The union also might test Starbucks' scheduling system, in which workers change their shifts day by day --- either by choice or by assignment.

"Partners," as Starbucks calls its workers, "like it because they can go to school, they can do different things," spokeswoman Audrey Lincoff said.

But few if any of the hourly workers have regular schedules or are allowed to amass more than 40 hours a week, according to the IWW. Organizers also cite hazards: 200-degree steaming milk, wrist-wrenching movements on the coffee machine and pressure to work ever faster.

It's unclear whether any major U.S. union has tried to organize Starbucks. With $4.1 billion in revenue last year, Starbucks has roughly 8,000 coffee shops worldwide, half outside the United States. Only nine --- all in Canada
--- are unionized, Lincoff said.

Gross said many Starbucks workers have contacted him since hearing about the organizing effort, formally led by Local 660 in Portland.

Lincoff said internal surveys show that 86% of Starbucks employees are "satisfied" with their jobs.
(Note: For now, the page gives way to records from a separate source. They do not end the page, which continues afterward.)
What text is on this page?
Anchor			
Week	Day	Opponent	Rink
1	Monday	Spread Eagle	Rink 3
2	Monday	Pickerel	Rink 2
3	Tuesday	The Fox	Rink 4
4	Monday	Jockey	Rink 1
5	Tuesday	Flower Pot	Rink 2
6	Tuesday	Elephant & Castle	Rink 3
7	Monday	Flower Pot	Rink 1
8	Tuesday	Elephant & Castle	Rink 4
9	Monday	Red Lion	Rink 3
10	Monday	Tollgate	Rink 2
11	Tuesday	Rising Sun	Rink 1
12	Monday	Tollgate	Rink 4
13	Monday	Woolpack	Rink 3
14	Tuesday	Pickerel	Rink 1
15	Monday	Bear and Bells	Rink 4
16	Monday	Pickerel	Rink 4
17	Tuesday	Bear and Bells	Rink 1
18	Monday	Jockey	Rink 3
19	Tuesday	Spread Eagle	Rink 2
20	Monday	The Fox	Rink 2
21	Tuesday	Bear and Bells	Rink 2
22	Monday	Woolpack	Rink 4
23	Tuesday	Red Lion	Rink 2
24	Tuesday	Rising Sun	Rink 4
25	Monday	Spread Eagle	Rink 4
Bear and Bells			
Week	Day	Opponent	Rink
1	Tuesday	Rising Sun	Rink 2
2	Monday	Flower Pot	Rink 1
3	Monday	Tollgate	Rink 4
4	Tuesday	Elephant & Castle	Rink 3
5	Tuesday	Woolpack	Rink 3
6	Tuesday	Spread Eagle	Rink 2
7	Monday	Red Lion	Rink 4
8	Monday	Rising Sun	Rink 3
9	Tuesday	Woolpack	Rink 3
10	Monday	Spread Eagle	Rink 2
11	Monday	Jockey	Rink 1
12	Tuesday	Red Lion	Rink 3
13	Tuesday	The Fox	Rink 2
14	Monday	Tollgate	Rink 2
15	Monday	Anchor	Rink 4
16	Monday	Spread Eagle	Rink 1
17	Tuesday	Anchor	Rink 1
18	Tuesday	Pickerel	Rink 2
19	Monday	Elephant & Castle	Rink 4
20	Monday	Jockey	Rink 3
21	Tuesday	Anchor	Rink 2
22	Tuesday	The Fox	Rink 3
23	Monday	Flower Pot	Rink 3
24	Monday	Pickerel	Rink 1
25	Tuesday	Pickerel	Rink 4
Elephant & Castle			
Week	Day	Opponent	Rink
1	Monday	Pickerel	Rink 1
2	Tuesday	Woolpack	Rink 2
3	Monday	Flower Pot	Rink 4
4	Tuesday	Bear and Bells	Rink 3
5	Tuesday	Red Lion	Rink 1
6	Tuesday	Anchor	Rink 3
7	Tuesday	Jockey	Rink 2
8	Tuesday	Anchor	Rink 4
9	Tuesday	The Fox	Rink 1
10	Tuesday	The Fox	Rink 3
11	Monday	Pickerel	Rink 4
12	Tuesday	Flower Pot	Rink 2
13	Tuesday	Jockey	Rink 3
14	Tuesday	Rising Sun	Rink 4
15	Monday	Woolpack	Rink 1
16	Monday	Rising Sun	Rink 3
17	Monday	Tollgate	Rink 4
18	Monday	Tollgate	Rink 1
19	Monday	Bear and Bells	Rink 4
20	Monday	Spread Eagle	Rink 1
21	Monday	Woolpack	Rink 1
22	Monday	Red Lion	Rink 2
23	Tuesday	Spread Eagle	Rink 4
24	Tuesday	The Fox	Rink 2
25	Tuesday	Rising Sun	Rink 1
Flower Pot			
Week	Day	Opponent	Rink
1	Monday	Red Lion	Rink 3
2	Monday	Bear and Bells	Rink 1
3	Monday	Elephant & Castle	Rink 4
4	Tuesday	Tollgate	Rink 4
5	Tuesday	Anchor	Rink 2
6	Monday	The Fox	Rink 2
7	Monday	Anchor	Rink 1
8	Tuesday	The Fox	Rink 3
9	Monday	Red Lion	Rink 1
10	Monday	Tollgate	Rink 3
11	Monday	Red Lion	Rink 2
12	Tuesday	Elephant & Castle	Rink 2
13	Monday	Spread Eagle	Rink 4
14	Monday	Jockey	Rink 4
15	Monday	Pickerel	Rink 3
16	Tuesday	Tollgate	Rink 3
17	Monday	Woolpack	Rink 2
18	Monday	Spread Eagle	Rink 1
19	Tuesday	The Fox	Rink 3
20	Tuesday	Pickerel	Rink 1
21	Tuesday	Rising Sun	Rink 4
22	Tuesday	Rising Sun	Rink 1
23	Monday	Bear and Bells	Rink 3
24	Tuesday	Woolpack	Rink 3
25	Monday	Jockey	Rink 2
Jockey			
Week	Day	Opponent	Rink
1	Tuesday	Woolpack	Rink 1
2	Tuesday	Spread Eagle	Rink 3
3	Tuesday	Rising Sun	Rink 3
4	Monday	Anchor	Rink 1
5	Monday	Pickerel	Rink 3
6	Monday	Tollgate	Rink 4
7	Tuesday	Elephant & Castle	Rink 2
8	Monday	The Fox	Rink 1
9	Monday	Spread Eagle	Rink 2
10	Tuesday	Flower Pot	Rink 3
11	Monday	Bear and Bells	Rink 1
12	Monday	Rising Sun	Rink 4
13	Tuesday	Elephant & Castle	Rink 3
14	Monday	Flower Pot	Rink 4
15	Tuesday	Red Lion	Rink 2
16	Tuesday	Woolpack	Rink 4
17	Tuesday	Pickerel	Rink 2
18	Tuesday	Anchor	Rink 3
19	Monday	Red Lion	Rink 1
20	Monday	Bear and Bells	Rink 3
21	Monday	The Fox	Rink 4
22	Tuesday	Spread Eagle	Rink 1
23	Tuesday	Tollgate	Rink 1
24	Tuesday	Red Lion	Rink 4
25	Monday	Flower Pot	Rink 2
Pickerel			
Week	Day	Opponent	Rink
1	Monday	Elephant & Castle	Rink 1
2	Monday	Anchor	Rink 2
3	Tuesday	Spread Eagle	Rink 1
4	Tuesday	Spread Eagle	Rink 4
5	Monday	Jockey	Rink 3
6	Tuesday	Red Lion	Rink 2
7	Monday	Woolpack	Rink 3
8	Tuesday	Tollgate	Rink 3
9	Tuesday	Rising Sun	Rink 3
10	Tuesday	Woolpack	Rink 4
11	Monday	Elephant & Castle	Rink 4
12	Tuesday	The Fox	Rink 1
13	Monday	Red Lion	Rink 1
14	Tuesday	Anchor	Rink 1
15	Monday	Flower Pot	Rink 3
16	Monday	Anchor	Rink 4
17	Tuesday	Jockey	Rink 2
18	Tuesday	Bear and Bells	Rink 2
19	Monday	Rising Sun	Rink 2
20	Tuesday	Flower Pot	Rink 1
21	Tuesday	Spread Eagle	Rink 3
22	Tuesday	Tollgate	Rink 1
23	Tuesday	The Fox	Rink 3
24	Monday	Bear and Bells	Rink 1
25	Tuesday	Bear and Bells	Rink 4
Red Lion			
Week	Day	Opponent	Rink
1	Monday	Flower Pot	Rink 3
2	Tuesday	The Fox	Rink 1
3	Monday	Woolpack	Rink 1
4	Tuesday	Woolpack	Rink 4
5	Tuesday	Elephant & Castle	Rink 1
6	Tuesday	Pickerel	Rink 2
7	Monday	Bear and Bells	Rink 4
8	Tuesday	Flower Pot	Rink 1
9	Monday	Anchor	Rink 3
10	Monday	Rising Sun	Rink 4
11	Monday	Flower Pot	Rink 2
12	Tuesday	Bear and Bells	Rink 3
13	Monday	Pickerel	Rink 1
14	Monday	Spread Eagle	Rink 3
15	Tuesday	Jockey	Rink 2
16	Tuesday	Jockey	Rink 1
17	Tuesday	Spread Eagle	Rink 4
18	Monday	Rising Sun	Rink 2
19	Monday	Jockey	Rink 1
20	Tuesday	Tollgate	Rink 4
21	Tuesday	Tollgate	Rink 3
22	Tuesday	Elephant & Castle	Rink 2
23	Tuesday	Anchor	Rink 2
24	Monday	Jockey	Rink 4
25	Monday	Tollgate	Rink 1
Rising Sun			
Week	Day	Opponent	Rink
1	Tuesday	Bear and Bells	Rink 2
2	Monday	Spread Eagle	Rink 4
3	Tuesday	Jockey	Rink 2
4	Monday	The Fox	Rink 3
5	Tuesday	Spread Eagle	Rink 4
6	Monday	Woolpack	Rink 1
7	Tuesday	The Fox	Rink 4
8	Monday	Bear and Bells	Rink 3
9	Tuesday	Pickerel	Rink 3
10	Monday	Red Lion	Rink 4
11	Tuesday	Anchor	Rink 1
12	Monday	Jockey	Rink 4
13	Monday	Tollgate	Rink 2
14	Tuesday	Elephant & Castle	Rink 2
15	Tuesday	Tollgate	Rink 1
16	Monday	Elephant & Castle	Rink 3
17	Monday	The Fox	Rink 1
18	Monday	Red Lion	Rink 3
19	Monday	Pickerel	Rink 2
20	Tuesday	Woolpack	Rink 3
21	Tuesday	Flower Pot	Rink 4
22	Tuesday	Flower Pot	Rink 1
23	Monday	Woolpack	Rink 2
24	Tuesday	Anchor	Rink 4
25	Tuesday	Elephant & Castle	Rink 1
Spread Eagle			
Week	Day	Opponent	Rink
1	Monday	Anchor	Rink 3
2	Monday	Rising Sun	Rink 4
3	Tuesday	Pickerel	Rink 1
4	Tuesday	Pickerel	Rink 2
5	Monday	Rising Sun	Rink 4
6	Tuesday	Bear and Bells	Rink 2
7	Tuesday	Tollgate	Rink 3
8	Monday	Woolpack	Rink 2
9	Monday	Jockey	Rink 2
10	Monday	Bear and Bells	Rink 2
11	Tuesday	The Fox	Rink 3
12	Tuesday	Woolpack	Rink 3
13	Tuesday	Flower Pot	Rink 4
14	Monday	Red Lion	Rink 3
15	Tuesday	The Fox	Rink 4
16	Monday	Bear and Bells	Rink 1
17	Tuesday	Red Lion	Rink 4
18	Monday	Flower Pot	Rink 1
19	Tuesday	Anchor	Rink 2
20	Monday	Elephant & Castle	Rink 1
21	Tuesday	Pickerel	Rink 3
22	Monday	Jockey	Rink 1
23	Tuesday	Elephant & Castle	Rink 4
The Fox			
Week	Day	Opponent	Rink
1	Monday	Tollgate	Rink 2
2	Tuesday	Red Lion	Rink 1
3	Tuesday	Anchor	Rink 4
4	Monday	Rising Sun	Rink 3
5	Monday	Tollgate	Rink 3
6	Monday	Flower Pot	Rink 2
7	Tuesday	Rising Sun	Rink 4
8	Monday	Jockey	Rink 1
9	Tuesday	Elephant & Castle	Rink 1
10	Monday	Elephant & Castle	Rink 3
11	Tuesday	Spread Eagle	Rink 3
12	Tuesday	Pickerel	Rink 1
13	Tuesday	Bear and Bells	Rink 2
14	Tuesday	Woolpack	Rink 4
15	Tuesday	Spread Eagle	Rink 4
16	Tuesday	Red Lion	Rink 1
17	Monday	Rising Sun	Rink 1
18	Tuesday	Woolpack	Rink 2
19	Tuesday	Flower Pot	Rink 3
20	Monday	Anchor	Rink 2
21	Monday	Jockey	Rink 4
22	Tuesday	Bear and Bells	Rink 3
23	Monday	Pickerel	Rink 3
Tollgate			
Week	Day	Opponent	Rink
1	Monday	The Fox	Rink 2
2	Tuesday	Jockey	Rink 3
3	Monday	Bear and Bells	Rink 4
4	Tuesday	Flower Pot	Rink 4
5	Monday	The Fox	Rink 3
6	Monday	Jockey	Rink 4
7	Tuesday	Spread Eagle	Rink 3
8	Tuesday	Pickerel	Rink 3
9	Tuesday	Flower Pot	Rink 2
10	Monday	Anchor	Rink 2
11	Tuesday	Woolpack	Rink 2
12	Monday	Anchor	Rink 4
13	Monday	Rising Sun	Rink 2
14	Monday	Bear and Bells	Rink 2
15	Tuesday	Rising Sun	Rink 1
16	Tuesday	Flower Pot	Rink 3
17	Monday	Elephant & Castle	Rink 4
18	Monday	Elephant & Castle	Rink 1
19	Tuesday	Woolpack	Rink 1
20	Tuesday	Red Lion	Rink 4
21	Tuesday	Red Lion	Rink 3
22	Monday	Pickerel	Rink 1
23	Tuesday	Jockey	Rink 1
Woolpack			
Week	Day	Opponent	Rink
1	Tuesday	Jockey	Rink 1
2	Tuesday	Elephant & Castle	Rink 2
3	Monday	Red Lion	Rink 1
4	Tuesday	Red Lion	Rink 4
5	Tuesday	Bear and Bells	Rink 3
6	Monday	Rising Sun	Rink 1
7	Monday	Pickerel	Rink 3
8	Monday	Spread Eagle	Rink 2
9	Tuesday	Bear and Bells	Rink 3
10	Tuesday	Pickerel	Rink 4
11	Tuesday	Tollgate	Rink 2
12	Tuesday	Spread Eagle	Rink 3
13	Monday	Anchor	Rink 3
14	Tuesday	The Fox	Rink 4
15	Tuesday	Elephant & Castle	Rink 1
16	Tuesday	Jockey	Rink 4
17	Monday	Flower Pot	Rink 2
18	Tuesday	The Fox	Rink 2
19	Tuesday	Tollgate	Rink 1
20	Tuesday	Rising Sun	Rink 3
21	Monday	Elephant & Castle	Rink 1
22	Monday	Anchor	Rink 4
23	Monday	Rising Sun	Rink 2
But if Manhattan workers do form a union, she said the company would abide by the law.

"We've bargained in good faith in Canada," Lincoff said, "and so we would bargain with them, too."

The IWW, based in a ramshackle Philadelphia storefront since 2000, is striving to regain its 1920s heyday and even its 1960s folklore fame. With just roughly 1,000 members, the Wobblies have goals far beyond Starbucks.

"We would not call ourselves Marxist or anarchist," Buss said. "But we do say there doesn't need to be such a thing as bosses. We think workplaces should be run in a democratic fashion, and workplace democracy means that workers have control over industries."

The Wobblies were the left wing of the Northwest labor movement and were involved in several violent confrontations in the Northwest early in the 1900s. In 1916, when IWW members went to Everett to support a strike, six workers were shot by sheriff's deputies. And in Centralia, on Veterans Day in 1919, members of the American Legion marched to the union hall of the Wobblies, seen as a threat to the local establishment, intending to attack it. A fight broke out, and four Legionnaires were shot and killed. One of the arrested Wobblies was later lynched by a mob; others were convicted and sent to prison.

Information from Seattle Times archives is included in this report.